ZR1-1.5B
Property | Value |
---|---|
Parameter Count | 1.5B |
Model Type | Reasoning and Coding Model |
Author | Zyphra |
Hugging Face | Zyphra/ZR1-1.5B |
What is ZR1-1.5B?
ZR1-1.5B is a specialized AI model that focuses on reasoning tasks, particularly in mathematics and coding. Despite its relatively small size of 1.5B parameters, it demonstrates remarkable performance, outperforming Llama-3.1-70B-Instruct on hard coding tasks and achieving a 37.91% pass@1 accuracy on GPQA-Diamond. The model represents a significant improvement over its base R1-Distill-1.5B model, showing over 50% better performance.
Implementation Details
The model was trained using the PRIME (Process Reinforcement through IMplicit rEwards) algorithm, leveraging a dataset of approximately 400k math and 25k code samples. Training was conducted on an 8xH100 node setup, utilizing progressive context lengthening from 8k to 24k tokens.
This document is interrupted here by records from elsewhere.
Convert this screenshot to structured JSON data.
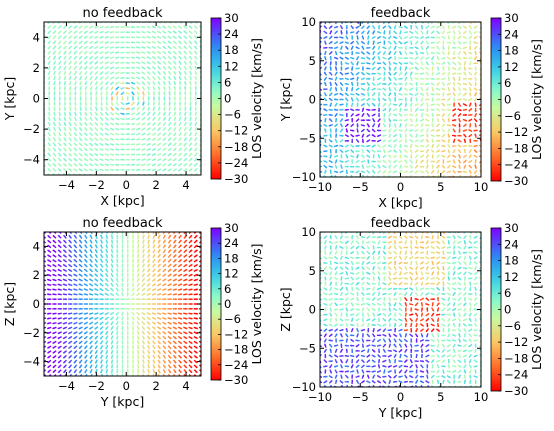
{
  "chart_data": [
    {
      "type": "quiver",
      "title": "no feedback",
      "xlabel": "X [kpc]",
      "ylabel": "Y [kpc]",
      "xlim": [
        -5.5,
        5
      ],
      "ylim": [
        -5,
        5
      ],
      "xticks": [
        -4,
        -2,
        0,
        2,
        4
      ],
      "yticks": [
        -4,
        -2,
        0,
        2,
        4
      ],
      "pattern": "rotating-disk-faceon",
      "colorbar": {
        "label": "LOS velocity [km/s]",
        "range": [
          -30,
          30
        ],
        "ticks": [
          30,
          24,
          18,
          12,
          6,
          0,
          -6,
          -12,
          -18,
          -24,
          -30
        ],
        "colormap": "rainbow"
      }
    },
    {
      "type": "quiver",
      "title": "feedback",
      "xlabel": "X [kpc]",
      "ylabel": "Y [kpc]",
      "xlim": [
        -10,
        10
      ],
      "ylim": [
        -10,
        10
      ],
      "xticks": [
        -10,
        -5,
        0,
        5,
        10
      ],
      "yticks": [
        -10,
        -5,
        0,
        5,
        10
      ],
      "pattern": "turbulent-faceon",
      "colorbar": {
        "label": "LOS velocity [km/s]",
        "range": [
          -30,
          30
        ],
        "ticks": [
          30,
          24,
          18,
          12,
          6,
          0,
          -6,
          -12,
          -18,
          -24,
          -30
        ],
        "colormap": "rainbow"
      }
    },
    {
      "type": "quiver",
      "title": "no feedback",
      "xlabel": "Y [kpc]",
      "ylabel": "Z [kpc]",
      "xlim": [
        -5.5,
        5
      ],
      "ylim": [
        -5,
        5
      ],
      "xticks": [
        -4,
        -2,
        0,
        2,
        4
      ],
      "yticks": [
        -4,
        -2,
        0,
        2,
        4
      ],
      "pattern": "rotating-disk-edgeon",
      "colorbar": {
        "label": "LOS velocity [km/s]",
        "range": [
          -30,
          30
        ],
        "ticks": [
          30,
          24,
          18,
          12,
          6,
          0,
          -6,
          -12,
          -18,
          -24,
          -30
        ],
        "colormap": "rainbow"
      }
    },
    {
      "type": "quiver",
      "title": "feedback",
      "xlabel": "Y [kpc]",
      "ylabel": "Z [kpc]",
      "xlim": [
        -10,
        10
      ],
      "ylim": [
        -10,
        10
      ],
      "xticks": [
        -10,
        -5,
        0,
        5,
        10
      ],
      "yticks": [
        -10,
        -5,
        0,
        5,
        10
      ],
      "pattern": "turbulent-edgeon",
      "colorbar": {
        "label": "LOS velocity [km/s]",
        "range": [
          -30,
          30
        ],
        "ticks": [
          30,
          24,
          18,
          12,
          6,
          0,
          -6,
          -12,
          -18,
          -24,
          -30
        ],
        "colormap": "rainbow"
      }
    }
  ]
}
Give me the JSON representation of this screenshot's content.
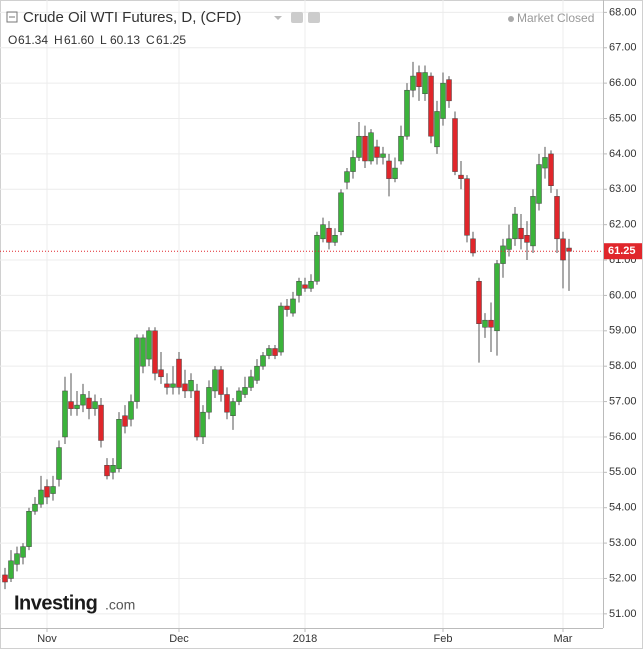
{
  "chart_data": {
    "type": "candlestick",
    "title": "Crude Oil WTI Futures, D, (CFD)",
    "status": "Market Closed",
    "quote": [
      {
        "key": "O",
        "text": "61.34"
      },
      {
        "key": "H",
        "text": "61.60"
      },
      {
        "key": "L",
        "text": "60.13"
      },
      {
        "key": "C",
        "text": "61.25"
      }
    ],
    "watermark": [
      "Investing",
      ".com"
    ],
    "last_price": 61.25,
    "up_color": "#3bb33b",
    "down_color": "#e0262b",
    "grid": true,
    "categories": [
      null,
      null,
      null,
      null,
      null,
      null,
      null,
      "Nov",
      null,
      null,
      null,
      null,
      null,
      null,
      null,
      null,
      null,
      null,
      null,
      null,
      null,
      null,
      null,
      null,
      null,
      null,
      null,
      null,
      null,
      "Dec",
      null,
      null,
      null,
      null,
      null,
      null,
      null,
      null,
      null,
      null,
      null,
      null,
      null,
      null,
      null,
      null,
      null,
      null,
      null,
      null,
      "2018",
      null,
      null,
      null,
      null,
      null,
      null,
      null,
      null,
      null,
      null,
      null,
      null,
      null,
      null,
      null,
      null,
      null,
      null,
      null,
      null,
      null,
      null,
      "Feb",
      null,
      null,
      null,
      null,
      null,
      null,
      null,
      null,
      null,
      null,
      null,
      null,
      null,
      null,
      null,
      null,
      null,
      null,
      null,
      "Mar",
      null
    ],
    "open": [
      52.1,
      52.0,
      52.4,
      52.6,
      52.9,
      53.9,
      54.1,
      54.6,
      54.4,
      54.8,
      56.0,
      57.0,
      56.8,
      56.9,
      57.1,
      56.8,
      56.9,
      55.2,
      55.0,
      55.1,
      56.6,
      56.5,
      57.0,
      58.0,
      58.2,
      59.0,
      57.9,
      57.5,
      57.4,
      58.2,
      57.5,
      57.3,
      57.3,
      56.0,
      56.7,
      57.3,
      57.9,
      57.2,
      56.6,
      57.0,
      57.2,
      57.4,
      57.6,
      58.0,
      58.3,
      58.5,
      58.4,
      59.7,
      59.5,
      60.0,
      60.3,
      60.2,
      60.4,
      61.6,
      61.9,
      61.5,
      61.8,
      63.2,
      63.5,
      63.9,
      64.5,
      63.8,
      64.2,
      63.9,
      63.8,
      63.3,
      63.8,
      64.5,
      65.8,
      66.3,
      65.7,
      66.2,
      64.2,
      65.0,
      66.1,
      65.0,
      63.4,
      63.3,
      61.6,
      60.4,
      59.1,
      59.3,
      59.0,
      60.9,
      61.3,
      61.6,
      61.9,
      61.7,
      61.4,
      62.6,
      63.6,
      64.0,
      62.8,
      61.6,
      61.34
    ],
    "high": [
      52.3,
      52.8,
      52.9,
      53.0,
      54.0,
      54.3,
      54.9,
      54.8,
      54.9,
      55.9,
      57.7,
      57.8,
      57.3,
      57.5,
      57.3,
      57.2,
      57.1,
      55.4,
      55.4,
      56.7,
      56.9,
      57.2,
      58.9,
      58.9,
      59.1,
      59.1,
      58.4,
      57.8,
      58.0,
      58.4,
      57.9,
      57.8,
      57.5,
      56.9,
      57.6,
      58.0,
      58.0,
      57.4,
      57.1,
      57.4,
      57.7,
      57.9,
      58.2,
      58.4,
      58.6,
      58.6,
      59.8,
      59.9,
      60.1,
      60.5,
      60.5,
      60.6,
      61.8,
      62.2,
      62.1,
      61.9,
      63.0,
      63.6,
      64.1,
      64.9,
      64.8,
      64.7,
      64.4,
      64.2,
      64.0,
      63.9,
      64.8,
      66.0,
      66.6,
      66.5,
      66.5,
      66.3,
      65.5,
      66.3,
      66.2,
      65.2,
      63.8,
      63.4,
      61.8,
      60.5,
      59.5,
      59.8,
      61.0,
      61.6,
      62.0,
      62.5,
      62.3,
      62.1,
      63.0,
      64.0,
      64.2,
      64.1,
      63.0,
      61.8,
      61.6
    ],
    "low": [
      51.7,
      51.9,
      52.2,
      52.4,
      52.8,
      53.8,
      54.0,
      54.1,
      54.2,
      54.6,
      55.8,
      56.6,
      56.6,
      56.7,
      56.5,
      56.6,
      55.7,
      54.8,
      54.8,
      55.0,
      56.1,
      56.3,
      56.8,
      57.8,
      58.0,
      57.6,
      57.5,
      57.2,
      57.2,
      57.2,
      57.1,
      57.1,
      55.9,
      55.8,
      56.5,
      57.1,
      57.0,
      56.5,
      56.2,
      56.9,
      57.1,
      57.3,
      57.5,
      57.9,
      58.2,
      58.2,
      58.3,
      59.4,
      59.4,
      59.8,
      60.1,
      60.1,
      60.3,
      61.5,
      61.3,
      61.4,
      61.7,
      63.0,
      63.3,
      63.8,
      63.6,
      63.7,
      63.7,
      63.7,
      62.8,
      63.2,
      63.7,
      64.4,
      65.6,
      65.5,
      65.5,
      64.3,
      64.0,
      64.8,
      65.3,
      63.4,
      63.0,
      61.5,
      61.1,
      58.1,
      58.8,
      58.4,
      58.3,
      60.5,
      61.1,
      61.4,
      61.3,
      61.0,
      61.2,
      62.4,
      63.3,
      62.9,
      61.2,
      60.2,
      60.13
    ],
    "close": [
      51.9,
      52.5,
      52.7,
      52.9,
      53.9,
      54.1,
      54.5,
      54.3,
      54.6,
      55.7,
      57.3,
      56.8,
      56.9,
      57.2,
      56.8,
      57.0,
      55.9,
      54.9,
      55.2,
      56.5,
      56.3,
      57.0,
      58.8,
      58.8,
      59.0,
      57.8,
      57.7,
      57.4,
      57.5,
      57.4,
      57.3,
      57.6,
      56.0,
      56.7,
      57.4,
      57.9,
      57.2,
      56.7,
      57.0,
      57.3,
      57.4,
      57.7,
      58.0,
      58.3,
      58.5,
      58.3,
      59.7,
      59.6,
      59.9,
      60.4,
      60.2,
      60.4,
      61.7,
      62.0,
      61.5,
      61.7,
      62.9,
      63.5,
      63.9,
      64.5,
      63.8,
      64.6,
      63.9,
      64.0,
      63.3,
      63.6,
      64.5,
      65.8,
      66.2,
      65.9,
      66.3,
      64.5,
      65.2,
      66.0,
      65.5,
      63.5,
      63.3,
      61.7,
      61.2,
      59.2,
      59.3,
      59.1,
      60.9,
      61.4,
      61.6,
      62.3,
      61.6,
      61.5,
      62.8,
      63.7,
      63.9,
      63.1,
      61.6,
      61.0,
      61.25
    ],
    "ylim": [
      50.6,
      68.35
    ],
    "yticks": [
      {
        "value": 51,
        "label": "51.00"
      },
      {
        "value": 52,
        "label": "52.00"
      },
      {
        "value": 53,
        "label": "53.00"
      },
      {
        "value": 54,
        "label": "54.00"
      },
      {
        "value": 55,
        "label": "55.00"
      },
      {
        "value": 56,
        "label": "56.00"
      },
      {
        "value": 57,
        "label": "57.00"
      },
      {
        "value": 58,
        "label": "58.00"
      },
      {
        "value": 59,
        "label": "59.00"
      },
      {
        "value": 60,
        "label": "60.00"
      },
      {
        "value": 61,
        "label": "61.00"
      },
      {
        "value": 62,
        "label": "62.00"
      },
      {
        "value": 63,
        "label": "63.00"
      },
      {
        "value": 64,
        "label": "64.00"
      },
      {
        "value": 65,
        "label": "65.00"
      },
      {
        "value": 66,
        "label": "66.00"
      },
      {
        "value": 67,
        "label": "67.00"
      },
      {
        "value": 68,
        "label": "68.00"
      }
    ]
  }
}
- Trained on verified coding and mathematics problems using reinforcement learning
- Employs PRIME + RLOO with token-level granularity
- Uses dynamic batch sizing with accuracy filtering
- Implements iterative context lengthening for improved efficiency
Core Capabilities
- Achieves 74% accuracy on AMPS Hard coding tasks
- Shows strong performance across various math benchmarks including AIME, AMC, and Olympiad
- Demonstrates 40% accuracy on Leetcode problems
- Maintains high performance with both sampling and greedy decoding
- Supports context lengths up to 32,768 tokens
Frequently Asked Questions
Q: What makes this model unique?
The model's ability to achieve performance comparable to much larger models while maintaining a compact 1.5B parameter size makes it unique. It demonstrates that careful training and architecture design can compensate for model size in specialized tasks.
Q: What are the recommended use cases?
ZR1-1.5B is particularly well-suited for mathematical reasoning, coding problems, and general problem-solving tasks. It excels in scenarios requiring step-by-step reasoning and can handle both short and long-form responses with high accuracy.